Within the governing elite of the continent, anger at this attack has been mixed with alarm at America’s perceived abandonment of support for Europe. Some senior figures mutter darkly about the betrayal of the post-war liberal order. Others wail about Trump’s ignorance or the dangers of US isolationism.
But it is not Trump who is sapping the strength of Europe but our own rulers through their addiction to progressive ideology and bureaucratic control. It is our political class, not the White House, that has shown contempt for our traditional liberties, history and sovereignty.
Indeed, Americans are amazed when they learn that almost 10,000 British people were arrested by the police here in 2024 for comments made on social media.
Complacent European governments, not the Pentagon, or Congress, are to blame for our enfeebled defences. Britain has a bigger military budget than most of our continental partners, but it falls far short of our current needs.
Our army is the smallest it has been since the Napoleonic Wars and is shrinking by 2,000 soldiers a year. Our air force has only a third of the combat aircraft that were in service at the end of the Cold War, while last week the Royal Navy revealed that only half its fleet is operational.
Europe has long focused on priorities other than defence – like featherbedding its peoples with lavish social security. It is a remarkable fact that Europe has just 7% of the world’s population and a quarter of all economic output, yet it accounts for more than half of global expenditure on welfare. This indulgent approach is completely unsustainable, spelling the ruination of both the traditional work ethic and the public finances.
The embrace of such dependency shows how badly Europe has lost its way. For centuries, Britain and the continent led advances in commerce, the arts, democracy and technology, but tragically that spirit of dynamic creativity seems to be evaporating.
In both Labour’s Britain and the EU, regulation is valued more than innovation, taxation more than wealth creation. It’s no wonder that the economies here are so sluggish.

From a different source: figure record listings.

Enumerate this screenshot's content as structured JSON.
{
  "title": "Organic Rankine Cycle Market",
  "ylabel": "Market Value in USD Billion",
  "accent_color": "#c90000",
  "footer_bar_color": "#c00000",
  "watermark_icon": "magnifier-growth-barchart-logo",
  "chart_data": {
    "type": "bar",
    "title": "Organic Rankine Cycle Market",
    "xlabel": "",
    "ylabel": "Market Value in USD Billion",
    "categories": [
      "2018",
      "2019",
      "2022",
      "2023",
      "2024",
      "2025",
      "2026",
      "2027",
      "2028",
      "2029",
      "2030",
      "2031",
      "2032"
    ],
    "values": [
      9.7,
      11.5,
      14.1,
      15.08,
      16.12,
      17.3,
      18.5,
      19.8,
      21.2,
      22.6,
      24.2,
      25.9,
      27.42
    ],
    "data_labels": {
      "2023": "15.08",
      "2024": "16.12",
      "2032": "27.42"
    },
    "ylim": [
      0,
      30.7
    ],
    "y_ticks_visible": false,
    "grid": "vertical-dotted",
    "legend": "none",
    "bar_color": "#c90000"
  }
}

But there is another factor at work, which helps to explain the disappearance of national patriotism across Europe. I am referring to the triumph of fashionable woke dogma, which has wreaked such havoc on so many fronts. So in Britain households and businesses face the highest energy prices in the world thanks to Ed Miliband’s neurotic fixation with reaching the target of net zero carbon emissions, just as the EU wants to destroy the concept of national identities in order to promote federal integration.
And our Europhile Prime Minister seems only too keen to drag us back into orbit of the Brussels empire, starting with a deal on free movement for young people to be followed by membership of a customs union. Our independence will soon be hanging in the balance once more
The official doctrine of inclusion often encourages citizens to feel shame rather than pride in their nation’s past. But when it comes to destroying nationhood, an even larger wrecking ball is in operation: that of mass immigration.
Far from wanting to “celebrate diversity” as many politicians urge, much of the public feels only despair at this revolution, which has brought so many problems in its wake, including gangland crime, terror threats, violent misogyny, crumbling social cohesion and a huge burden on the public infrastructure.
Europe’s leaders sometimes indulge in tough language about border reform, as they did at this week’s summit in Strasbourg, but their rhetoric is empty. They are too cowardly, too attached to their favourite doctrine of diversity for any real action. The demise of countries’ national identities will accelerate.